Sorry for long story, as you can see, to patch one stupid exploit in your clicker you had to destroy performance, and even then cheaters found way to be better, this mean no matter what you will do, the better the anti-cheat is, the more it eats performance.

Now the “rule” that isn’t particullary true, “never trust client”, this is false, you can trust your client for some things like anti-cheat, you only have to know if you can do that!

Why? you may ask, see most of cheaters are random kids who dowload some .exe file from suspisious websites and then run it, they have zero knowledge about coding or even how cheats are made, many thinks that some guy in basement makes them and have this funny mask.

So at the end, 90% of cheaters can’t code this mean they can’t delete your scripts, update your game every week with bug fixes and then you will destroy cheaters mentally, who wants to update one thing every week?

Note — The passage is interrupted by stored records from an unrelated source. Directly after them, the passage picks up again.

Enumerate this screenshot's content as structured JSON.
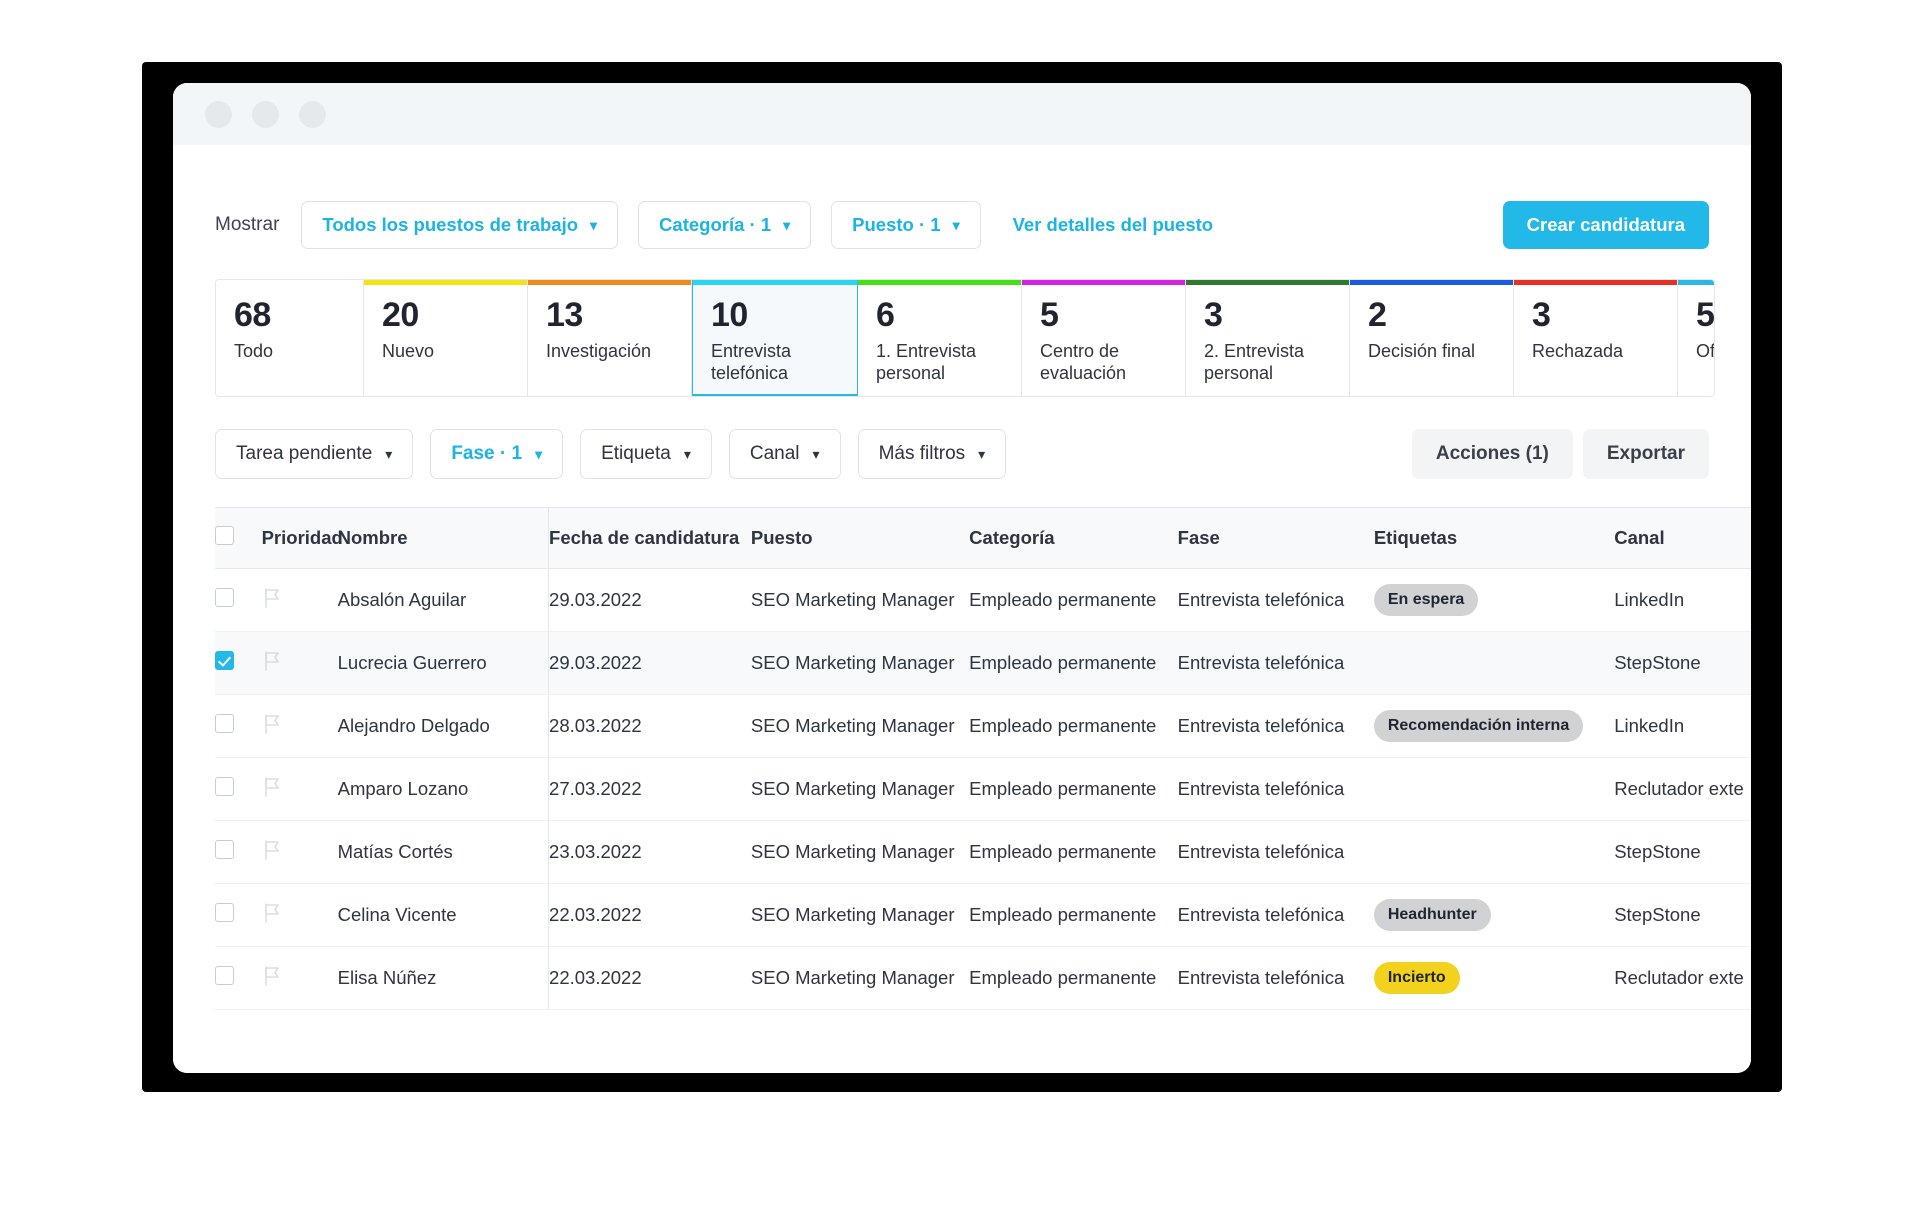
{
  "window": {
    "dots": [
      "close",
      "minimize",
      "maximize"
    ]
  },
  "topbar": {
    "mostrar_label": "Mostrar",
    "filters": [
      {
        "label": "Todos los puestos de trabajo",
        "accent": true
      },
      {
        "label": "Categoría · 1",
        "accent": true
      },
      {
        "label": "Puesto · 1",
        "accent": true
      }
    ],
    "detail_link": "Ver detalles del puesto",
    "create_button": "Crear candidatura"
  },
  "stages": [
    {
      "count": "68",
      "label": "Todo",
      "color": "none",
      "active": false
    },
    {
      "count": "20",
      "label": "Nuevo",
      "color": "#f5e415",
      "active": false
    },
    {
      "count": "13",
      "label": "Investigación",
      "color": "#f08a1a",
      "active": false
    },
    {
      "count": "10",
      "label": "Entrevista telefónica",
      "color": "#29d6f0",
      "active": true
    },
    {
      "count": "6",
      "label": "1. Entrevista personal",
      "color": "#45e018",
      "active": false
    },
    {
      "count": "5",
      "label": "Centro de evaluación",
      "color": "#d622e0",
      "active": false
    },
    {
      "count": "3",
      "label": "2. Entrevista personal",
      "color": "#2f7a2f",
      "active": false
    },
    {
      "count": "2",
      "label": "Decisión final",
      "color": "#1a5ce0",
      "active": false
    },
    {
      "count": "3",
      "label": "Rechazada",
      "color": "#e83124",
      "active": false
    },
    {
      "count": "5",
      "label": "Ofe",
      "color": "#29b9e7",
      "active": false
    }
  ],
  "filterrow": {
    "filters": [
      {
        "label": "Tarea pendiente",
        "accent": false
      },
      {
        "label": "Fase · 1",
        "accent": true
      },
      {
        "label": "Etiqueta",
        "accent": false
      },
      {
        "label": "Canal",
        "accent": false
      },
      {
        "label": "Más filtros",
        "accent": false
      }
    ],
    "actions_button": "Acciones (1)",
    "export_button": "Exportar"
  },
  "table": {
    "columns": [
      "Prioridad",
      "Nombre",
      "Fecha de candidatura",
      "Puesto",
      "Categoría",
      "Fase",
      "Etiquetas",
      "Canal"
    ],
    "rows": [
      {
        "selected": false,
        "name": "Absalón Aguilar",
        "date": "29.03.2022",
        "puesto": "SEO Marketing Manager",
        "categoria": "Empleado permanente",
        "fase": "Entrevista telefónica",
        "tag": "En espera",
        "tag_color": "gray",
        "canal": "LinkedIn"
      },
      {
        "selected": true,
        "name": "Lucrecia Guerrero",
        "date": "29.03.2022",
        "puesto": "SEO Marketing Manager",
        "categoria": "Empleado permanente",
        "fase": "Entrevista telefónica",
        "tag": "",
        "tag_color": "none",
        "canal": "StepStone"
      },
      {
        "selected": false,
        "name": "Alejandro Delgado",
        "date": "28.03.2022",
        "puesto": "SEO Marketing Manager",
        "categoria": "Empleado permanente",
        "fase": "Entrevista telefónica",
        "tag": "Recomendación interna",
        "tag_color": "gray",
        "canal": "LinkedIn"
      },
      {
        "selected": false,
        "name": "Amparo Lozano",
        "date": "27.03.2022",
        "puesto": "SEO Marketing Manager",
        "categoria": "Empleado permanente",
        "fase": "Entrevista telefónica",
        "tag": "",
        "tag_color": "none",
        "canal": "Reclutador exte"
      },
      {
        "selected": false,
        "name": "Matías Cortés",
        "date": "23.03.2022",
        "puesto": "SEO Marketing Manager",
        "categoria": "Empleado permanente",
        "fase": "Entrevista telefónica",
        "tag": "",
        "tag_color": "none",
        "canal": "StepStone"
      },
      {
        "selected": false,
        "name": "Celina Vicente",
        "date": "22.03.2022",
        "puesto": "SEO Marketing Manager",
        "categoria": "Empleado permanente",
        "fase": "Entrevista telefónica",
        "tag": "Headhunter",
        "tag_color": "gray",
        "canal": "StepStone"
      },
      {
        "selected": false,
        "name": "Elisa Núñez",
        "date": "22.03.2022",
        "puesto": "SEO Marketing Manager",
        "categoria": "Empleado permanente",
        "fase": "Entrevista telefónica",
        "tag": "Incierto",
        "tag_color": "yellow",
        "canal": "Reclutador exte"
      }
    ]
  },
  "colors": {
    "accent": "#1bb4e4",
    "primary_button": "#22b8e8",
    "tag_gray": "#d0d2d4",
    "tag_yellow": "#f2d21c"
  }
}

Conclusion: Client-Side anticheats are mostly safe due to fact that no every exploiter can code and that many game genres are simply not able to be harmed by character exploits, this mean no server-side anti-cheat game possible, use secure remotes and client-side anti-cheat and you would be fine

Clientside anticheats do nothing. All it takes is either one script (anti client kick, crash, etc or literally just delete it) and boom. Completely gone. If your game ever gets popular, there’s bound to be one script that every exploiter will use that’ll automaticlly snap your anticheat. Tough world, so stick to just securing remotes and if you really need it, making simple lenient serverside checks.

As i said, most cheaters can’t do that, if you update your game to break cheats, exploiter have to again join your game and change his code which become annoying after some time

Assuming you meant “anticheat”—you are wrong.

I support using client-side anticheats, however, this is a dumb argument.

You should always use client + server, most exploiters use code made by people who can code and eventually that person who can code will work around it if you have no server sided measures alongside your client ones.

Exploiters are persistent. Taking a look at Criminality and some games, the script communities there update to fix their scripts in almost near seconds. You’re not gonna shutdown servers every 8h just to do something that’ll get bypassed in mere seconds, while hurting player experience?

i want to add that we are talking about anti-cheats which mean mostly security about player abbilities, we don’t take remote security here, so no, money bag drop is not job of anti-cheat but rather safe remotes

This is not relevant to what I have posted.

I ain’t gonna lie, if done perfectly it CAN be okay, but if you see many games most of them dont even bother with clientside anticheat. Your post also has 308 replies, which kinda should say a lot.

1 Like

again anti-cheat here is things such as anti: tp, speed, jump, fly ect.

On serverside? Yeah, it can be done and it’s much better than clientside anticheat. Just do serverside anticheats if you’re desperate.

All of these specific measures should be done on the server, not the client.

1 Like

Still, i can say depends on game, i thought about it overnight and i can say in some games where cheats harm players, but in games like clickers or sandboxes
it’s practically fight with wind

That literally won’t work in any anticheat ever unless it is written horribly.